Imaging that you have 2 users both using Ubuntu 10.04: UserA@HostA and UserB@HostB. HostB is behind a firewall, and UserA would like to SSH into HostB and share a terminal with UserB to collaborate on some kind of task. This article will attempt to explain how to do this.
Make sure both users have SSH access to a "middle" server. We will call this HostC...
root@HostC$ sudo useradd -m -s /bin/bash UserA root@HostC$ sudo useradd -m -s /bin/bash UserB
Install OpenSSH Server on HostB...
UserB@HostB$ sudo apt-get install ssh
Keep in mind that this could cause potential security issues, so you should also familiarize yourself with how to secure OpenSSH server. Specifically, make sure you disable the "PermitRootLogin" option.
Install GNU Screen on HostB and setuid root for GNU Screen...
UserB@HostB$ sudo apt-get install screen UserB@HostB$ sudo chmod u+s /usr/bin/screen UserB@HostB$ sudo chmod -R 755 /var/run/screen
Add a new user on for UserA@HostB...
UserB@HostB$ sudo useradd -m -s /bin/bash UserA UserB@HostB$ sudo passwd UserA
Be sure to remember the password for UserA which was set here.
Have UserB SSH into HostC, setting up a remote forward...
UserB@HostB$ ssh -R 20022:localhost:22 UserB@HostC
UserB will need to keep this terminal window open, but will not need to enter commands here.
Have UserA SSH into HostC.
UserA@HostA$ ssh UserA@HostC
Now, from HostC, have UserA SSH into HostB...
UserA@HostC$ ssh -p 20022 UserA@localhost
Keep in mind that UserA will be asked for a password at this point.
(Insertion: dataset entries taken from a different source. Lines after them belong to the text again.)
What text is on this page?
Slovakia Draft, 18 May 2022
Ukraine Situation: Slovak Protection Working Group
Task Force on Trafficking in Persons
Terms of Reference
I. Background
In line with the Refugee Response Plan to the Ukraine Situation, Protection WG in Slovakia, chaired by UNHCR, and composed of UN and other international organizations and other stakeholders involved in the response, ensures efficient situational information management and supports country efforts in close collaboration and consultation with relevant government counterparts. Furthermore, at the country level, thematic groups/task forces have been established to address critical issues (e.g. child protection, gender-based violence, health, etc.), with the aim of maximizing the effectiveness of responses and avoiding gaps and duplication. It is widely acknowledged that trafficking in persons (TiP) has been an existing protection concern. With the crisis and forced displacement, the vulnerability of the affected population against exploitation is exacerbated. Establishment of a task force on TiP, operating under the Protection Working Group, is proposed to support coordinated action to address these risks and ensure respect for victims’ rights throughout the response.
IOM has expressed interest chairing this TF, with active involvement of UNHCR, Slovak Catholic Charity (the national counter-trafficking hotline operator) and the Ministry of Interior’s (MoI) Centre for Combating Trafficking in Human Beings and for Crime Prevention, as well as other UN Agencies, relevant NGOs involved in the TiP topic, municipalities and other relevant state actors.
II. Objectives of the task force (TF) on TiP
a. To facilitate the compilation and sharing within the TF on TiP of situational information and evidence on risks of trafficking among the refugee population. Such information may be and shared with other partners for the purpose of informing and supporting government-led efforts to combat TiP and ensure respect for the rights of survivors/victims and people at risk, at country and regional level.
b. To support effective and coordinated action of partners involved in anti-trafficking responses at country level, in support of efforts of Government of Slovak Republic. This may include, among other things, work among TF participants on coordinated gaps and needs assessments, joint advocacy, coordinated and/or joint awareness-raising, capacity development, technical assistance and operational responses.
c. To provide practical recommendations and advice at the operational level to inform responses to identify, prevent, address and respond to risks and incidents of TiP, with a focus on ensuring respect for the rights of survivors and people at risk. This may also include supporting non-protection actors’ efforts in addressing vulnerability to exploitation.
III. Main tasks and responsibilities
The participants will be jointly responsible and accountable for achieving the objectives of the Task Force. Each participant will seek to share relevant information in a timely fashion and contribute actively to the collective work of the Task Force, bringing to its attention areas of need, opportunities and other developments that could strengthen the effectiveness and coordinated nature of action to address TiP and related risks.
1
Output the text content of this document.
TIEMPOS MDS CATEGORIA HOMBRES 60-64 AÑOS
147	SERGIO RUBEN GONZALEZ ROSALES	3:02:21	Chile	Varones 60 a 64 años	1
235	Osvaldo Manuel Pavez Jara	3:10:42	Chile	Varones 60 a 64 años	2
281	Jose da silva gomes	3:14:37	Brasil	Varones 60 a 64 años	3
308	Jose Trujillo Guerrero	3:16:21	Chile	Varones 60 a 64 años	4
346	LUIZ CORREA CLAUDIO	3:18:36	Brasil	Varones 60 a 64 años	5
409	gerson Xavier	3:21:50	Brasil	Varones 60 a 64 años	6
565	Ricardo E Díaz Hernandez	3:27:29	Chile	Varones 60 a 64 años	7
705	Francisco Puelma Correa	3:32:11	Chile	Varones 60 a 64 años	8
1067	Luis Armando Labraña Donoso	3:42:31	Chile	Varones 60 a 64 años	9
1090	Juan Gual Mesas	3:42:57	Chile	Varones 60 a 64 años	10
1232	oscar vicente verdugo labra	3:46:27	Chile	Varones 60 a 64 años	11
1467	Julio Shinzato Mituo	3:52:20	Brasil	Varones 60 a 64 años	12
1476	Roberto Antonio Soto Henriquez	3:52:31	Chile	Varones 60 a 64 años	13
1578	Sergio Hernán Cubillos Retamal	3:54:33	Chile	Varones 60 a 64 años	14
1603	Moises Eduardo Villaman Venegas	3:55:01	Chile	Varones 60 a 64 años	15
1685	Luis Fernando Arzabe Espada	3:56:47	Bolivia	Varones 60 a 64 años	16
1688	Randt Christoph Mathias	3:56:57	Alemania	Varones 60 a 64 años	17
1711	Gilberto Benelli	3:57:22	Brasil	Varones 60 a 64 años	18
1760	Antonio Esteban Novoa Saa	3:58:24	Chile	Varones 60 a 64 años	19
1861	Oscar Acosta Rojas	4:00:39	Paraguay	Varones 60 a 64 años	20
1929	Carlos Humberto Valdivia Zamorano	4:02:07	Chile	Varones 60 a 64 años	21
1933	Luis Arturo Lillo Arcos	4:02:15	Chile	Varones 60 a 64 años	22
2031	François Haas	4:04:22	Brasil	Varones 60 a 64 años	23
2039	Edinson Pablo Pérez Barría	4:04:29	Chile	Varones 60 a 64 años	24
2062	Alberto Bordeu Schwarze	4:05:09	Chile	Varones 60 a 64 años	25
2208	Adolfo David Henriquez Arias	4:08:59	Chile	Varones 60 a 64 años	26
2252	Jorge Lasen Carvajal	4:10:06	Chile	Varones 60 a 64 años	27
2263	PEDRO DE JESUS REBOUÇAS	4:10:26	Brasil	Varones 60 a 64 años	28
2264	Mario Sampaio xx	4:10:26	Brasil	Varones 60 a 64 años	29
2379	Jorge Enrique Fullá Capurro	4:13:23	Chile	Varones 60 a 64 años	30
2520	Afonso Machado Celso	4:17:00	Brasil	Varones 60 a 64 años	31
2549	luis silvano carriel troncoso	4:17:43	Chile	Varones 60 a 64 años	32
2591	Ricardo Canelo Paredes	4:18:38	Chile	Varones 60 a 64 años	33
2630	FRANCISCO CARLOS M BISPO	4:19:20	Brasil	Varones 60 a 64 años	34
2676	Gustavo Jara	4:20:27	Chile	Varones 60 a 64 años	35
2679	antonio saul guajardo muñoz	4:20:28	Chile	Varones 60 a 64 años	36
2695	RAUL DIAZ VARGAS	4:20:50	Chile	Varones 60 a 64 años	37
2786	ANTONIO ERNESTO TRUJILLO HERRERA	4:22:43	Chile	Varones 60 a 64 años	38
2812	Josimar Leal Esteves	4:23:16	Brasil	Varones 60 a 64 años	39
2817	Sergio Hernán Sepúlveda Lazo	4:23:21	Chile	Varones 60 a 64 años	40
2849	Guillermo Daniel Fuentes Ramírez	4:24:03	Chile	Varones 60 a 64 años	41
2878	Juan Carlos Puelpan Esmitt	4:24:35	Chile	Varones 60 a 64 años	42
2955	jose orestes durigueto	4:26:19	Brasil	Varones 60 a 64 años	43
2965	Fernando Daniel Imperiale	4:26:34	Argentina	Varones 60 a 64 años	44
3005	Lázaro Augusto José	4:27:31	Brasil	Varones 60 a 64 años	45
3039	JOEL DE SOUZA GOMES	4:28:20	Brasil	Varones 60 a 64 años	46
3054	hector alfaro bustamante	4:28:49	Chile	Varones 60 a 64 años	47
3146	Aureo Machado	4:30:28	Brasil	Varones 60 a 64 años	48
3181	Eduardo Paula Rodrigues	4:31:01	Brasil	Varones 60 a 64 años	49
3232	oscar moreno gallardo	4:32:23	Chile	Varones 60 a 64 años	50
This will be the password which was set earlier.
At this point, UserA should now be logged in to HostB. Now UserA will need to setup a named screen session.
UserA@HostB$ screen -S foobar UserA@HostB$ screen -X multiuser on UserA@HostB$ screen -X acladd UserB
In a new terminal window, on HostB, have UserB join the screen session...
UserB@HostB$ screen -x UserA/foobar
At this point, both users will share a terminal session on HostB.
If you plan on doing this often, you should familiarize yourself with iptables so as to properly setup a firewall for added security.